The beauty of the website, Murriner said, is that it enables the team to see how it works without particular team members or if it adds a new team member (who's taken the personality tests). It's perfect for assessing potential employees and seeing how they would fit into the team, he said.

How did Cloverleaf come about?

In 2014, Murriner worked at Epipheo, a Cincinnati digital video studio, with Ford Knowlton, Kirsten Moorefield and Levi Bethune. To them, Epipheo had a great corporate culture, Murriner said, which prompted discussions about how culture is created.

They concluded that culture's not created from the top down, but through peer relationships, Murriner said. The four founded Cloverleaf and launched a public beta test of the site in October 2016.

This month, they joined the latest class of OCEAN. Getting accepted into the accelerator was a huge win, Murriner said.

OCEAN accepted Cloverleaf because it has a mature team driving the business and it's making money, said OCEAN director Ian Smith. OCEAN felt it could leverage its resources to accelerate Cloverleaf's growth, he added.

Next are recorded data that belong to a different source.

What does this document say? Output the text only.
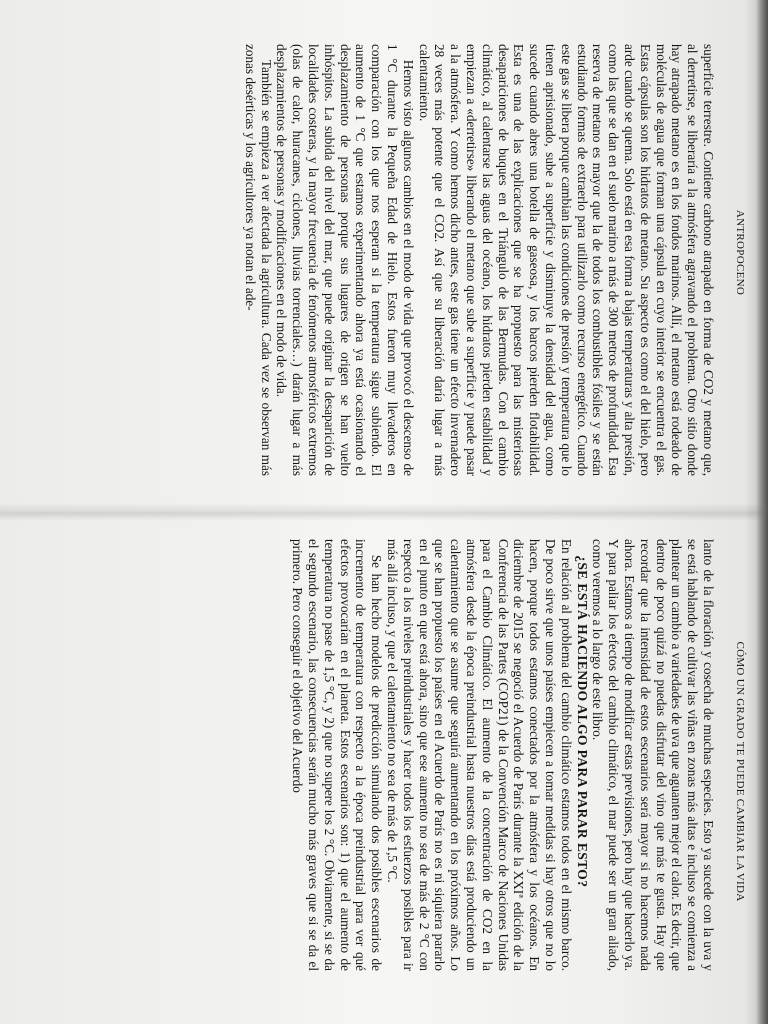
ANTROPOCENO

superficie terrestre. Contiene carbono atrapado en forma de CO2 y metano que, al derretirse, se liberaría a la atmósfera agravando el problema. Otro sitio donde hay atrapado metano es en los fondos marinos. Allí, el metano está rodeado de moléculas de agua que forman una cápsula en cuyo interior se encuentra el gas. Estas cápsulas son los hidratos de metano. Su aspecto es como el del hielo, pero arde cuando se quema. Solo está en esa forma a bajas temperaturas y alta presión, como las que se dan en el suelo marino a más de 300 metros de profundidad. Esa reserva de metano es mayor que la de todos los combustibles fósiles y se están estudiando formas de extraerlo para utilizarlo como recurso energético. Cuando este gas se libera porque cambian las condiciones de presión y temperatura que lo tienen aprisionado, sube a superficie y disminuye la densidad del agua, como sucede cuando abres una botella de gaseosa, y los barcos pierden flotabilidad. Esta es una de las explicaciones que se ha propuesto para las misteriosas desapariciones de buques en el Triángulo de las Bermudas. Con el cambio climático, al calentarse las aguas del océano, los hidratos pierden estabilidad y empiezan a «derretirse» liberando el metano que sube a superficie y puede pasar a la atmósfera. Y como hemos dicho antes, este gas tiene un efecto invernadero 28 veces más potente que el CO2. Así que su liberación daría lugar a más calentamiento.

Hemos visto algunos cambios en el modo de vida que provocó el descenso de 1 °C durante la Pequeña Edad de Hielo. Estos fueron muy llevaderos en comparación con los que nos esperan si la temperatura sigue subiendo. El aumento de 1 °C que estamos experimentando ahora ya está ocasionando el desplazamiento de personas porque sus lugares de origen se han vuelto inhóspitos. La subida del nivel del mar, que puede originar la desaparición de localidades costeras, y la mayor frecuencia de fenómenos atmosféricos extremos (olas de calor, huracanes, ciclones, lluvias torrenciales…) darán lugar a más desplazamientos de personas y modificaciones en el modo de vida.

También se empieza a ver afectada la agricultura. Cada vez se observan más zonas desérticas y los agricultores ya notan el ade-

CÓMO UN GRADO TE PUEDE CAMBIAR LA VIDA

lanto de la floración y cosecha de muchas especies. Esto ya sucede con la uva y se está hablando de cultivar las viñas en zonas más altas e incluso se comienza a plantear un cambio a variedades de uva que aguanten mejor el calor. Es decir, que dentro de poco quizá no puedas disfrutar del vino que más te gusta. Hay que recordar que la intensidad de estos escenarios será mayor si no hacemos nada ahora. Estamos a tiempo de modificar estas previsiones, pero hay que hacerlo ya. Y para paliar los efectos del cambio climático, el mar puede ser un gran aliado, como veremos a lo largo de este libro.

¿SE ESTÁ HACIENDO ALGO PARA PARAR ESTO?

En relación al problema del cambio climático estamos todos en el mismo barco. De poco sirve que unos países empiecen a tomar medidas si hay otros que no lo hacen, porque todos estamos conectados por la atmósfera y los océanos. En diciembre de 2015 se negoció el Acuerdo de París durante la XXIª edición de la Conferencia de las Partes (COP21) de la Convención Marco de Naciones Unidas para el Cambio Climático. El aumento de la concentración de CO2 en la atmósfera desde la época preindustrial hasta nuestros días está produciendo un calentamiento que se asume que seguirá aumentando en los próximos años. Lo que se han propuesto los países en el Acuerdo de París no es ni siquiera pararlo en el punto en que está ahora, sino que ese aumento no sea de más de 2 °C con respecto a los niveles preindustriales y hacer todos los esfuerzos posibles para ir más allá incluso, y que el calentamiento no sea de más de 1,5 °C.

Se han hecho modelos de predicción simulando dos posibles escenarios de incremento de temperatura con respecto a la época preindustrial para ver qué efectos provocarían en el planeta. Estos escenarios son: 1) que el aumento de temperatura no pase de 1,5 °C, y 2) que no supere los 2 °C. Obviamente, si se da el segundo escenario, las consecuencias serán mucho más graves que si se da el primero. Pero conseguir el objetivo del Acuerdo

The $50,000 investment that OCEAN made in the company enabled Murriner and Moorefield to work full time on Cloverleaf. "We've built everything so far working part time," he said, adding that he thinks that's pretty amazing.

How do they make money?

Through subscription fees for using the app. The company has about 700 users already, Murriner said, but most of them use the free version available to individuals. There's a $19.95 per-month "Pro" version and a $100 per month "Enterprise" version, each with more features than the free version.

What's next?

Raising additional capital, so that they can build the product the way they want to and get it marketed to the right people. Until OCEAN, the founders had bootstrapped the company with about $10,000 of their own funds, he said.

Their main focus during their time at OCEAN is to refine the product, focusing on the market need and how it can be shaped to face the challenges of team building and management, Murriner said.

"We're wired to operate in a certain way," he said. "If we could communicate in a way that's more effective for each other, a lot of the dehumanization that happens in a big organization could be overcome."